I nodded. Of course it was true. I was fascinated by behaviours, why people made the choices they did despite knowing it was a bad idea. I laughed too. ‘How else do you think I'm ever going to figure out my family?'

‘Yeah,' Jack scratched again. ‘Heard from them? How's your dad?'

‘Nah.' I said it lightly, as though it didn't bother me, but since the day of the court case I hadn't laid eyes on either one of them. Aunty Jane kept me
updated — she was in phone contact with my mum — and lately Mum had been making murmurings that she'd like to visit me. But I wasn't sure. It was like I didn't even exist to them anymore — they had wiped me away when I needed family the most. As for Dad, the last contact I'd had with him had been my day in court. It was like he'd disappeared. Or never existed. And I had a sense of loyalty to Aunty Jane and Uncle Rob, despite both of them (and Frank too) saying it was okay to reacquaint with my parents. ‘They're on a cruise. You?'

‘Yeah.' Jack shook his head. ‘Mum and Dad both been round. Asking me to come home. Like I even have a home. Can't go back to Greenhead. Blew it at Nan's. This is it, this is where guys like me end up.' He scratched even harder at his arm. ‘Fucken scabies.'

‘What happened at your nan's?' I looked at his arm, razed with tiny red marks, some weeping and irritated. I was pretty sure scabies was highly infectious. I wriggled uncomfortably on the bed.

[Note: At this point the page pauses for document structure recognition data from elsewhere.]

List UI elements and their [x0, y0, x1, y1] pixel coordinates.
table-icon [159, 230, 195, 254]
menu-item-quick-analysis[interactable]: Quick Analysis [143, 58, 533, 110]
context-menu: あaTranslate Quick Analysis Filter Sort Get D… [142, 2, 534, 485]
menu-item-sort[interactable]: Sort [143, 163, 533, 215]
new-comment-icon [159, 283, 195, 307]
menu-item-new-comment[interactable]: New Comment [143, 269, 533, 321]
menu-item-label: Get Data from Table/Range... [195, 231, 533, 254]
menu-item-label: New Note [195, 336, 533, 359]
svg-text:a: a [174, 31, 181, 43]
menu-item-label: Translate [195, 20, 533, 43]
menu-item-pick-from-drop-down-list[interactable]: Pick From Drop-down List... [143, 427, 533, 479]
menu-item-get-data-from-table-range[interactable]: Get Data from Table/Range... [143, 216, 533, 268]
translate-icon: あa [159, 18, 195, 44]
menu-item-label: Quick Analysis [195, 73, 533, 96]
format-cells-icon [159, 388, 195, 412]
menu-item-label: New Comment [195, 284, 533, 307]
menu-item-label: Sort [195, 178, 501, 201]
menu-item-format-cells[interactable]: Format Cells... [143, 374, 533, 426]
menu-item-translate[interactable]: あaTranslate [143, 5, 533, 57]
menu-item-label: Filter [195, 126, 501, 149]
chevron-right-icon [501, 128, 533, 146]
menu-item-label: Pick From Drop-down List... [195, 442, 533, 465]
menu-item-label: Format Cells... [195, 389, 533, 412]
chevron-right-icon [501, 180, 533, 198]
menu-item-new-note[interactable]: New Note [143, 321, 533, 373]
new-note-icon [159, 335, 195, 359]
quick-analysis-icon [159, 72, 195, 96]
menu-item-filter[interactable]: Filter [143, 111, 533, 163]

‘She reckons I took money,' Jack looked away. ‘She didn't believe me. Said it was me or me mates. Things got a bit heated.'

‘What did you do?' I almost whispered. Jack
shrugged and looked at me from under his brows. I knew that look. It meant he was about to lie.

‘Nothin', it was an accident. I put my hand up and accidently hit her. She fell and broke her hip. After that she had to go to hospital and Uncle Mick told me I had to get out. Like I done it on purpose. It was bullshit.'

‘Is she alright?' She hadn't mentioned it to me when I'd spoken to her. She'd said the broken hip was because of a fall, but didn't mention Jack. He was still being protected by people who loved him.

‘Yeah,' Jack shrugged, ‘she'll be fine.' We sat in awkward silence for a while. I wanted to study Jack, but I didn't want him to see me watching him. I glanced at him several times, but he was more interested in his cigarette and scratching his tattoo than making small talk. It was palpable — the strangeness between us. ‘So,' he said finally, ‘I gotta get going. Work.'

‘Oh,' I gathered up my bag. I don't know why but I'd assumed he was unemployed. ‘What do you do?'

He lifted an eyebrow at me. ‘Really, Jazz?'

I shook my head, perplexed. What was so obvious? He lived in squalor, his teeth were rotting,
his clothes filthy — what could anyone do for work and still not have any money?